Q So do you think social prescribing has a place in general practice?
A I do. If you deal with the social cause then you have avoided the medical condition. Most importantly, you have then enabled the citizen to enjoy their life. I come back to the point about enjoyment; it is quality life years, not just life years.
Q With the changes general practices are facing at the moment what do you think it could learn from businesses in order to survive?
A Well, I think there are two important principles in the health service here. First of all, the core principle, the values around which the health service is built, is the delivery of equitable access to high-quality healthcare. And that is largely taxpayer funded, although of course looking at it as a single health and care system it is, in fact, mixed funded. But securing equitable access to high-quality care is what the system, both health and social care, ought to be about.

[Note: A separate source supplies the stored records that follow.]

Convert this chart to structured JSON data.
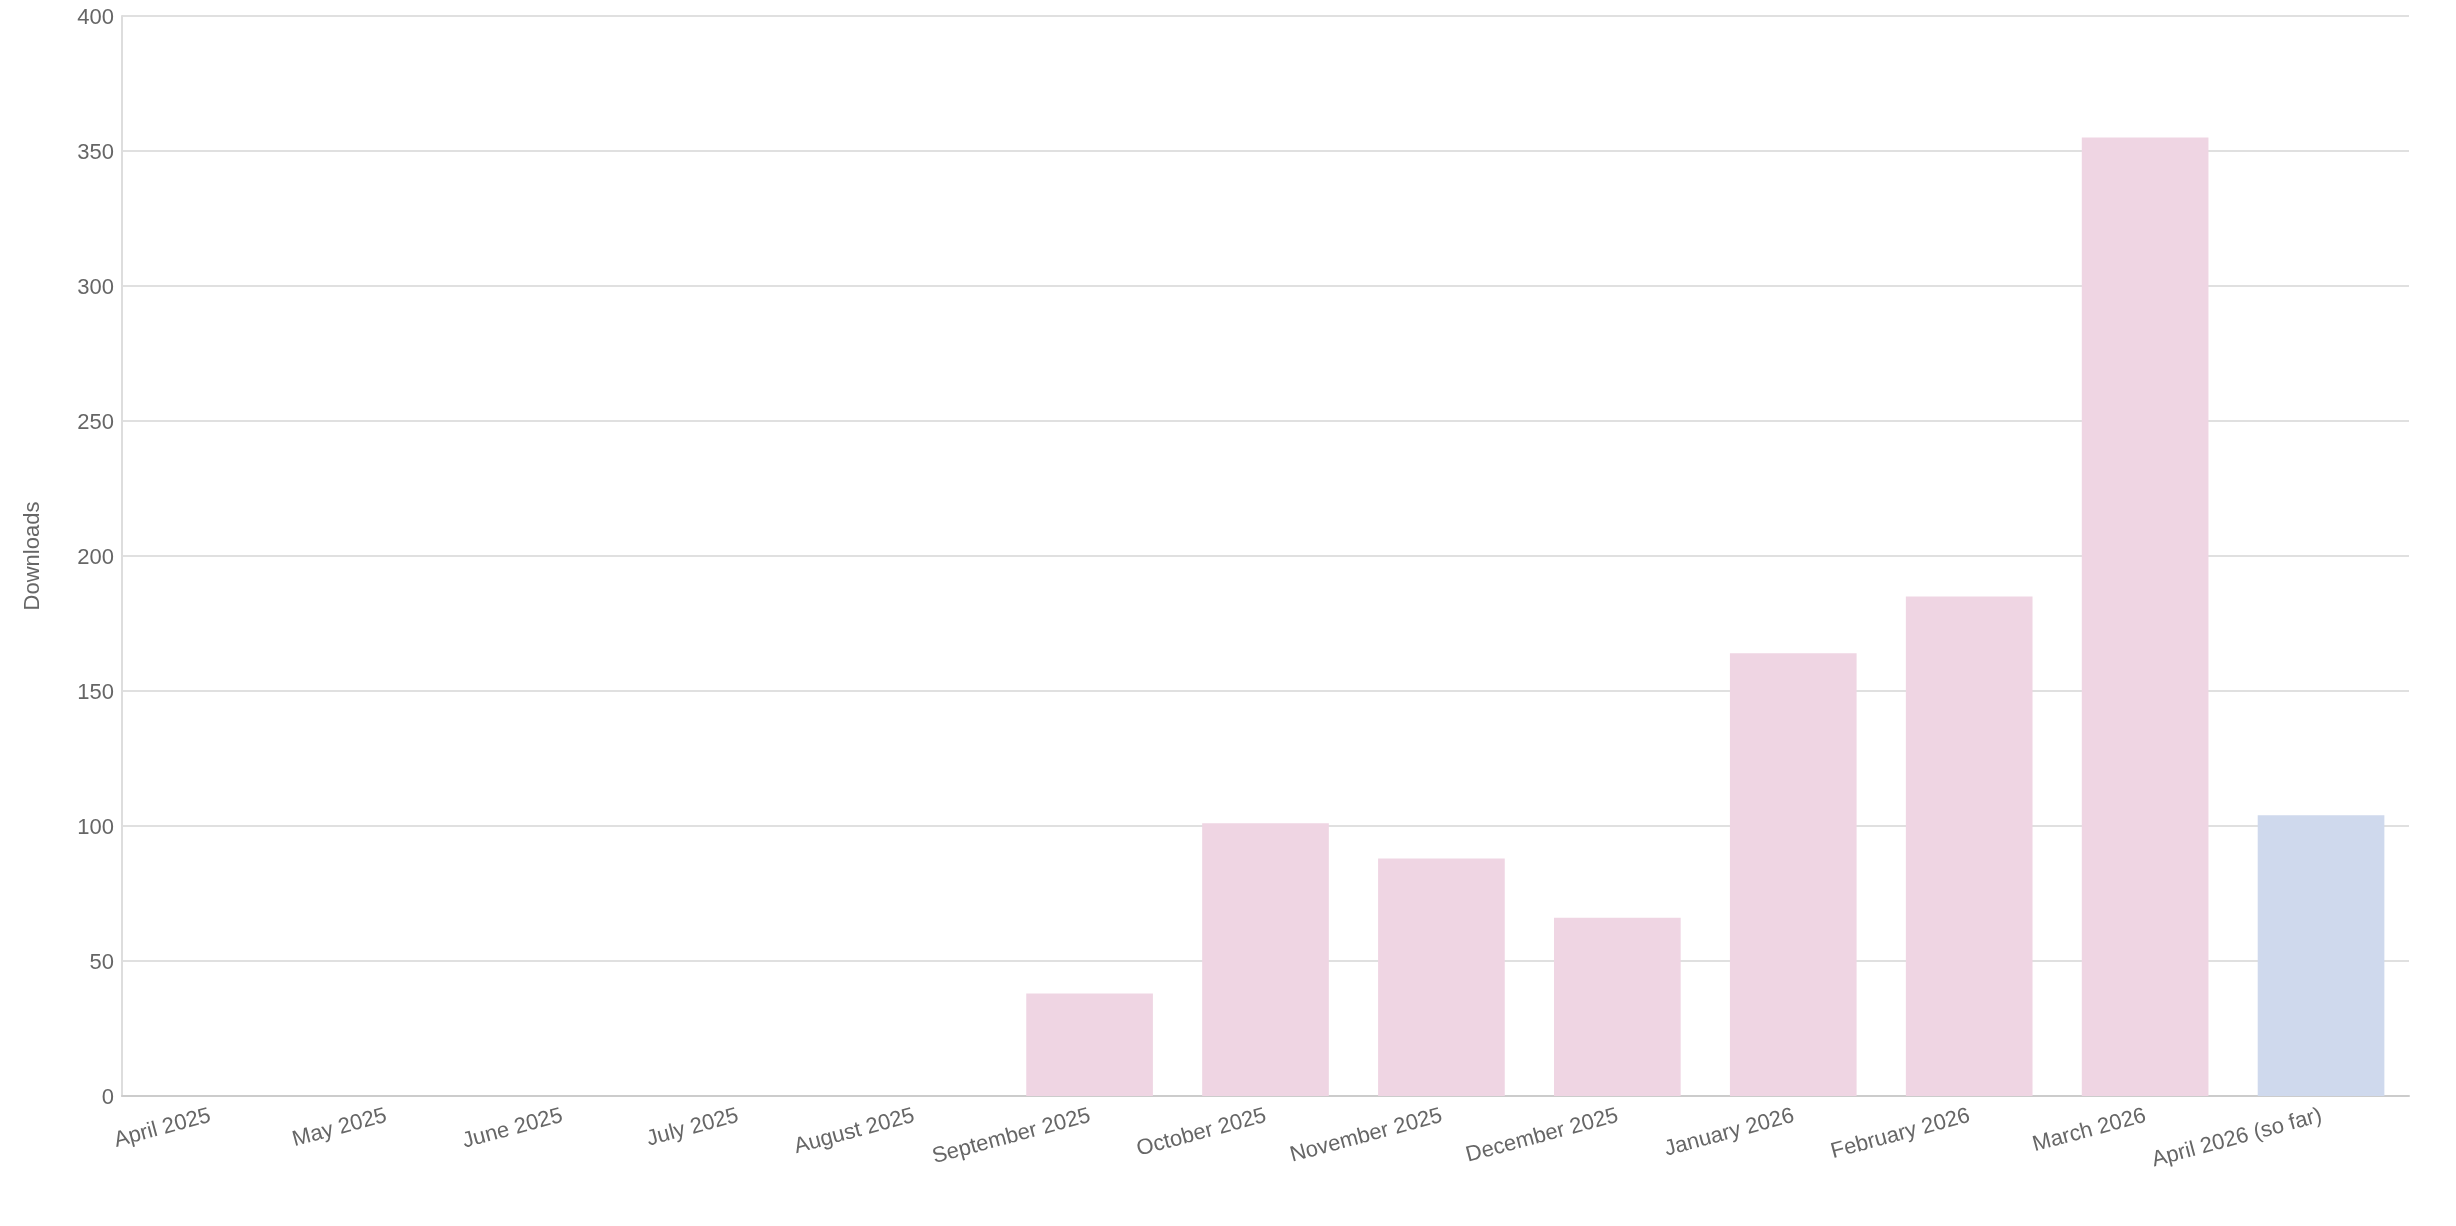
{
  "chart_data": {
    "type": "bar",
    "ylabel": "Downloads",
    "categories": [
      "April 2025",
      "May 2025",
      "June 2025",
      "July 2025",
      "August 2025",
      "September 2025",
      "October 2025",
      "November 2025",
      "December 2025",
      "January 2026",
      "February 2026",
      "March 2026",
      "April 2026 (so far)"
    ],
    "values": [
      0,
      0,
      0,
      0,
      0,
      38,
      101,
      88,
      66,
      164,
      185,
      355,
      104
    ],
    "colors": [
      "#efd5e3",
      "#efd5e3",
      "#efd5e3",
      "#efd5e3",
      "#efd5e3",
      "#efd5e3",
      "#efd5e3",
      "#efd5e3",
      "#efd5e3",
      "#efd5e3",
      "#efd5e3",
      "#efd5e3",
      "#cfd9ed"
    ],
    "ylim": [
      0,
      400
    ],
    "yticks": [
      0,
      50,
      100,
      150,
      200,
      250,
      300,
      350,
      400
    ],
    "grid": "y"
  }
}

The delivery of those services, whether it is a hospital service or a primary care service, or a social care service, is another form of economic activity; others refer to it quite often as ‘the healthcare industry’.

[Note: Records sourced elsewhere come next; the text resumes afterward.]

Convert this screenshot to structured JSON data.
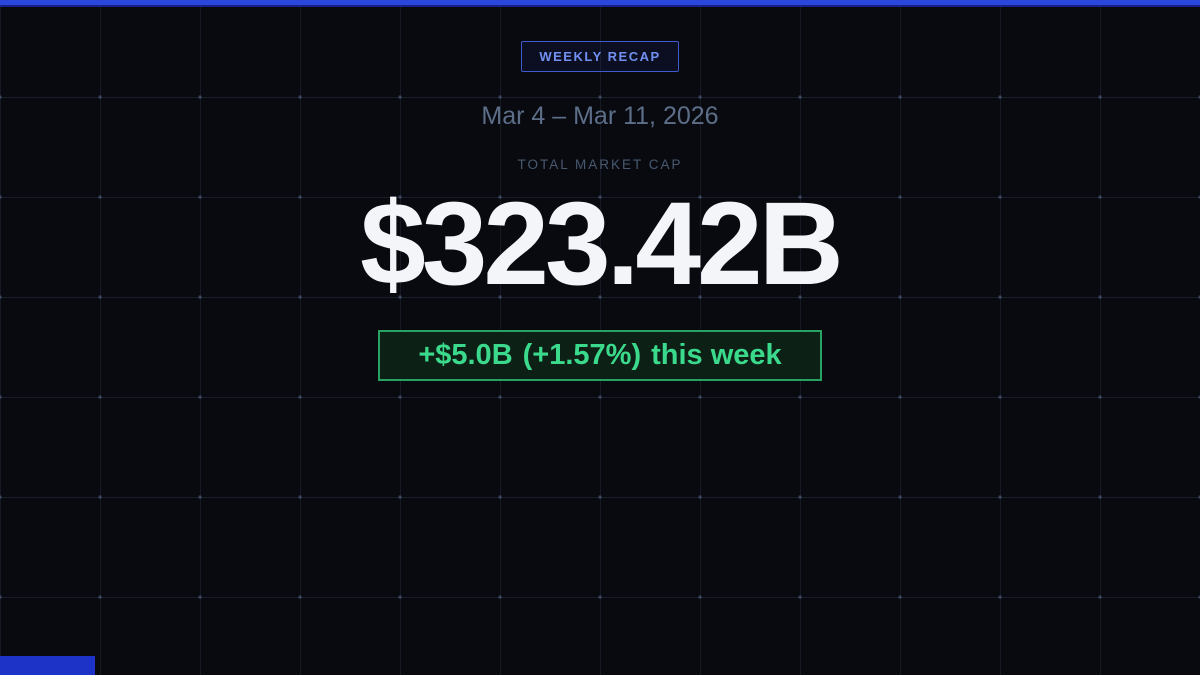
{
  "recap": {
    "badge_label": "WEEKLY RECAP",
    "date_range": "Mar 4 – Mar 11, 2026",
    "metric_label": "TOTAL MARKET CAP",
    "market_cap": "$323.42B",
    "change": {
      "absolute": "+$5.0B",
      "percent": "(+1.57%)",
      "period": "this week"
    }
  },
  "colors": {
    "background": "#080a10",
    "accent_blue": "#2c47dd",
    "accent_blue_dark": "#161f8a",
    "bottom_accent": "#1d33c8",
    "chip_border": "#3e5bd0",
    "chip_text": "#7190f2",
    "date_text": "#5c6e88",
    "label_text": "#49596f",
    "value_text": "#f3f5f9",
    "positive_green": "#3bd98b",
    "green_border": "#27a263",
    "green_bg": "#0c2016"
  }
}
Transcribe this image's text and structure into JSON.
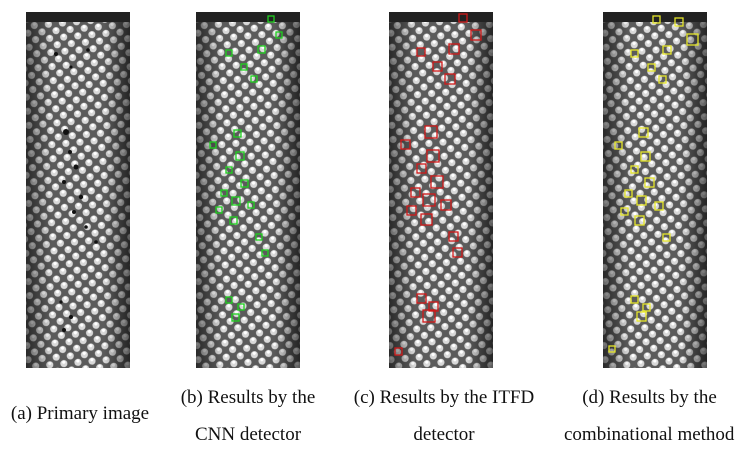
{
  "figure": {
    "panels": [
      {
        "id": "a",
        "caption_lines": [
          "(a) Primary image"
        ],
        "box_color": null
      },
      {
        "id": "b",
        "caption_lines": [
          "(b) Results by the",
          "CNN detector"
        ],
        "box_color": "#1fd11f"
      },
      {
        "id": "c",
        "caption_lines": [
          "(c) Results by the ITFD",
          "detector"
        ],
        "box_color": "#d01919"
      },
      {
        "id": "d",
        "caption_lines": [
          "(d) Results by the",
          "combinational method"
        ],
        "box_color": "#e6e62a"
      }
    ]
  }
}
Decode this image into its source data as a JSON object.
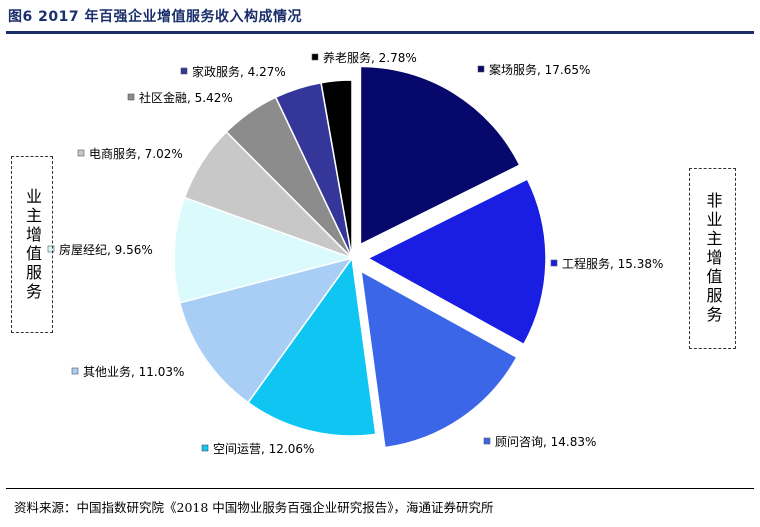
{
  "title": "图6  2017 年百强企业增值服务收入构成情况",
  "source": "资料来源：中国指数研究院《2018 中国物业服务百强企业研究报告》，海通证券研究所",
  "groups": {
    "left": "业主增值服务",
    "right": "非业主增值服务"
  },
  "chart_data": {
    "type": "pie",
    "unit": "%",
    "slices": [
      {
        "label": "案场服务",
        "value": 17.65,
        "display": "17.65%",
        "color": "#07086b",
        "exploded": true
      },
      {
        "label": "工程服务",
        "value": 15.38,
        "display": "15.38%",
        "color": "#1a1ee3",
        "exploded": true
      },
      {
        "label": "顾问咨询",
        "value": 14.83,
        "display": "14.83%",
        "color": "#3b66e8",
        "exploded": true
      },
      {
        "label": "空间运营",
        "value": 12.06,
        "display": "12.06%",
        "color": "#0fc5f2",
        "exploded": false
      },
      {
        "label": "其他业务",
        "value": 11.03,
        "display": "11.03%",
        "color": "#a8cef5",
        "exploded": false
      },
      {
        "label": "房屋经纪",
        "value": 9.56,
        "display": "9.56%",
        "color": "#dafafc",
        "exploded": false
      },
      {
        "label": "电商服务",
        "value": 7.02,
        "display": "7.02%",
        "color": "#c8c8c8",
        "exploded": false
      },
      {
        "label": "社区金融",
        "value": 5.42,
        "display": "5.42%",
        "color": "#8c8c8c",
        "exploded": false
      },
      {
        "label": "家政服务",
        "value": 4.27,
        "display": "4.27%",
        "color": "#343799",
        "exploded": false
      },
      {
        "label": "养老服务",
        "value": 2.78,
        "display": "2.78%",
        "color": "#000000",
        "exploded": false
      }
    ]
  }
}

It is a service business, so [it’s about] using modern management techniques, using information more effectively, being comfortable with changing demands made on the service, using modern technology more effectively in a prompter way.
We should be more open to new uses of technology, human resource management. But whether you look at it as information technology, other forms of technology, human resource management, and basic management – all of it is about securing effective change.
Q Financial pressures have, in some cases, resulted in private companies taking over general practices. This and other policies have led to accusations that the Conservatives want to privatise the NHS. Why do you think people often accuse the Tories of this?
A I think it is a political slogan used to attack the Tory party. I am a lifelong Conservative. I remain an active Conservative, but I always remind people that the NHS has been a public/private partnership from the day it was founded. And the first person to make the case for a public/private version of the NHS was Aneurin Bevan [Welsh Labour Party politician who was the minister for health from 1945 to 1951], who was not a Tory.
Q Is there ever an argument for services to be charged?
A Well, in a single system we already do charge for social care on a means tested basis. So with the health service, although people like to say it is free at the point of delivery, apart from a very brief period in the 1950s, it never has been. We charge for prescriptions, we charge for eyes and teeth, and people forget that eyes and teeth are both an important part of total wellbeing and healthcare. But I am not in favour of changing the free offer.
But I am in favour of being honest about how much of it is free and how much of it is not.
Q With the numerous changes the NHS is facing and in particular general practice what does the NHS Confederation plan to do to help its members?
A Well, our members are clinical commssioning groups, provider trusts, and what we want to do is to develop a closer understanding with them of what it feels like, to be delivering health and care services day-to-day.
But also, following through all the things I have been talking about, to engage with the public health community, with the social care community, so that the NHS Confederation is leading the way to the development of a joined up health and care sector that is more focused on patients and less on traditional structures.